Das ist der "Stil", in dem oft veröffentlicht wird, und ist darauf
ausgerichtet die "Zitationshäufigkeit" zu maximieren (anstatt, wie es
sein sollte, gute Ideen zu produzieren und "Zitationshäufigkeit" als
Seiteneffekt und als Indiz zu betrachten): minimale Ideen in ein
Paper stecken, ganz viel Zitieren um von den Kollegen im Gegenzug
ebenfalls zitiert zu werden (in Arbeiten, die dann gleichermaßen
gehaltvoll sind).
Aber genau diese Einstellung (aus formalen Gründen irgendeinen Text
produzieren, Inhalt ist egal weil eh niemand was Neues erwartet)
macht plagiieren lukrativ.
> > Bei einem Mangel an "Neuheit" einer Arbeit spielt es für mich
> > überhaupt dann eigentlich keine Rolle mehr ob's nu abgeschrieben ist
> > oder nicht, der Fehler ist schon viel früher
>
> Jepp. Schon der Anspruch von "Neuheit" ist meist eine Farce.
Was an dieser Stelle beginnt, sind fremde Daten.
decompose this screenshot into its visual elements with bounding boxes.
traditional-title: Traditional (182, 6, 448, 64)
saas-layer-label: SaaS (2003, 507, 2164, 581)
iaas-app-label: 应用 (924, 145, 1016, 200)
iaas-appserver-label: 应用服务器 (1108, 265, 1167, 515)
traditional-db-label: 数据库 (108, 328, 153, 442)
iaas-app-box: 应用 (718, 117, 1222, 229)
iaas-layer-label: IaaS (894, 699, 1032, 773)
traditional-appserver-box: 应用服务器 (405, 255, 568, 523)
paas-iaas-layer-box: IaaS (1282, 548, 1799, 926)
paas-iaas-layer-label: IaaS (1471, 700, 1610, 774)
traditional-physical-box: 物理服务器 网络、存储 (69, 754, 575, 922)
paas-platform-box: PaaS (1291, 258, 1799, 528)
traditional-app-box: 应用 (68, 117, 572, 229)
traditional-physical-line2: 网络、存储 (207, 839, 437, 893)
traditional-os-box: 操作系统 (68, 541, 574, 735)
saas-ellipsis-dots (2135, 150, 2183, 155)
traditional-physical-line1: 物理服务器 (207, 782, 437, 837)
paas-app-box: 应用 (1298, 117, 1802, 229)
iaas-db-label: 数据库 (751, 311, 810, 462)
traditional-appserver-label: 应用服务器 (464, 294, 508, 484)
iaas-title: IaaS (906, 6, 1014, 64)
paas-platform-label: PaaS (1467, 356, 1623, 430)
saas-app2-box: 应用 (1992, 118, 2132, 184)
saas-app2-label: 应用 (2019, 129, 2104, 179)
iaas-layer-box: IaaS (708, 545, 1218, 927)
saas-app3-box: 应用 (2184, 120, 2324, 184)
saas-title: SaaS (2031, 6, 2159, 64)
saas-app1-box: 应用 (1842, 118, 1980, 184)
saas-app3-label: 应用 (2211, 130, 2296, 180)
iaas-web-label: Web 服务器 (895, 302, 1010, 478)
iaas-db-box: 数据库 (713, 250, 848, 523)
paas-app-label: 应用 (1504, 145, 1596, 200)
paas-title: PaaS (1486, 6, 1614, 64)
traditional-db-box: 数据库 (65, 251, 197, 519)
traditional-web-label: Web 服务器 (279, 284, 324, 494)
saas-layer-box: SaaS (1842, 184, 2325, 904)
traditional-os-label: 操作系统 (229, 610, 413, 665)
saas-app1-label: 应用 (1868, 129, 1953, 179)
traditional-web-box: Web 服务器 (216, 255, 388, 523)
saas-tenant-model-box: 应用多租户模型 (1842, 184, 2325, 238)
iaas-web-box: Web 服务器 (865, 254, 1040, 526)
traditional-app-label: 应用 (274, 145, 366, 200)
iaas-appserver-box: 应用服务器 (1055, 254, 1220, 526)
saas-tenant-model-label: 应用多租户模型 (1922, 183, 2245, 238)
Nein ist es nicht. Wenn man jetzt mal nicht Forschung zum Selbstzweck
betreiben will sondern mit Praxisbezug dann macht man ja eine
Literatur-Recherche nicht zum Selbstzweck, sondern um bei einem
konkreten Problem weiterzukommen, Ideen oder konkrete Lösungen zu
finden. Toll finde ich z.B. immer Paper die helfen "tote Enden"
auszuschließen (weil sie zeigen dass etwas prinzipiell nicht gehen
kann o.ä.). Und da gibt es natürlich immer ne handvoll guter Paper
die nur so vor Kreativität strotzen, aber ich rege mich jedesmal über
den veröffentlichten geistigen Dünnschiss auf, durch den ich waten
muss bevor ich diese gefunden habe.
> Aber: Wenn's schon nicht wirklich neu ist, sollten doch wenigstens
> die Lieferanten der Basisarbeit erwähnt werden. Allerdings würde die
> Liste bei manchen Bereichen dann irgendwann doch ziemlich lang...
Wenn's nicht neu ist, sollte es nicht veröffentlicht werden. Das ist
völlig verschwendete Zeit und bringt die Menschheit nicht weiter.
"Wissenschaft" heißt "Wissen schaffen", und nicht "Therapiegruppe".